Dave1massey@cs.com wrote:
>
> It is also interesting to note that Micro$oft was an early developer of
> OS2. But they had a falling out (clash of egos? go figure) and IBM
> took the project back. But you are right. You can run a windoze
> application as a session under OS2 and if it crashes the session
> crashes. Everything else continues on unaffected.
>
> But Micro$oft figured out early that it could sell a bag of manure with
> the right marketing strategy and has adopted the "good enough" approach
> to software development. Few users (including me) are willing to
> uninstall a working OS in a new computer and install another (at
> additional cost) especially if it is as difficult to install and set up
> as OS2 is. The same holds true for applications like word processors
> and internet systems. As long as the software from M$ is "good enough"
> to not piss us off they will retain critical mass.
>
> Dave
Well as far as I know nobody is running OS/2. Last I heard it was in ATM
machines because it could
run 24x7 an not need to be rebooted every so often -- unlike the M$ junk.
All desktops are M$ in IBM. There's just no OS/2 software to speak of.
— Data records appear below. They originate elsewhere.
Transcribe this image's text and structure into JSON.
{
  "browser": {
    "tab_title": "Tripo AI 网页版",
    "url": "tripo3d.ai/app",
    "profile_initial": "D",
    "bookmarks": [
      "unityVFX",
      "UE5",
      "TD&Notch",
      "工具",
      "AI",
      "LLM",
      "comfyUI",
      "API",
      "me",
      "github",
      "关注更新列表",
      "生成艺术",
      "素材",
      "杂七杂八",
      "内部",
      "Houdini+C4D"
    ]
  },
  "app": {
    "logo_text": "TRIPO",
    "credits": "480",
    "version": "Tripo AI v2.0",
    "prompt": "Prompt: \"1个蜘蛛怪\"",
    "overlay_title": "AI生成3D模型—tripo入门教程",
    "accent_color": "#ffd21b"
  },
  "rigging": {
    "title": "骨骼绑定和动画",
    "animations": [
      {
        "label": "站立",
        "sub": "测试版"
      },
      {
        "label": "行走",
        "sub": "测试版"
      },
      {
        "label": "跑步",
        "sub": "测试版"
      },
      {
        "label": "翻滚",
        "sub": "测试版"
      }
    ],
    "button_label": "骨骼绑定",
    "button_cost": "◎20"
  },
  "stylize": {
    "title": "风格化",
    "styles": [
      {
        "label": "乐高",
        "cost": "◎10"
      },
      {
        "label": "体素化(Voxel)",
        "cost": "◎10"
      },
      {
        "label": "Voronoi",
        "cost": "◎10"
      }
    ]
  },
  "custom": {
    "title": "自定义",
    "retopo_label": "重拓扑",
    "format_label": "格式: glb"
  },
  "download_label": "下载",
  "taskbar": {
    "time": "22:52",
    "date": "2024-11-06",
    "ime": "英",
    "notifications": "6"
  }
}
OS/2 is
long dead and buried.
I would disagree however that everything else is M$. From my prospective
there's a lot of serious
computing companies using IBM software like DB2 and WebSphere. There's a fair
amout of Java mind
share in the internet world.
As long as it's simple, smallish, not complicated and cheap, M$ is what is
used. Beyond that, M$
usage drops off pretty quickly. There's lots of internet servers out there
running Linux, Unix and
AIX. It's just that all the complicated stuff is hidden away behind the
corporate doors.
I do all my Java development on desktop Windows and then deploy to the
production systems whatever
they are. Almost never Windows systems -- usually AIX, Unix or Linux servers.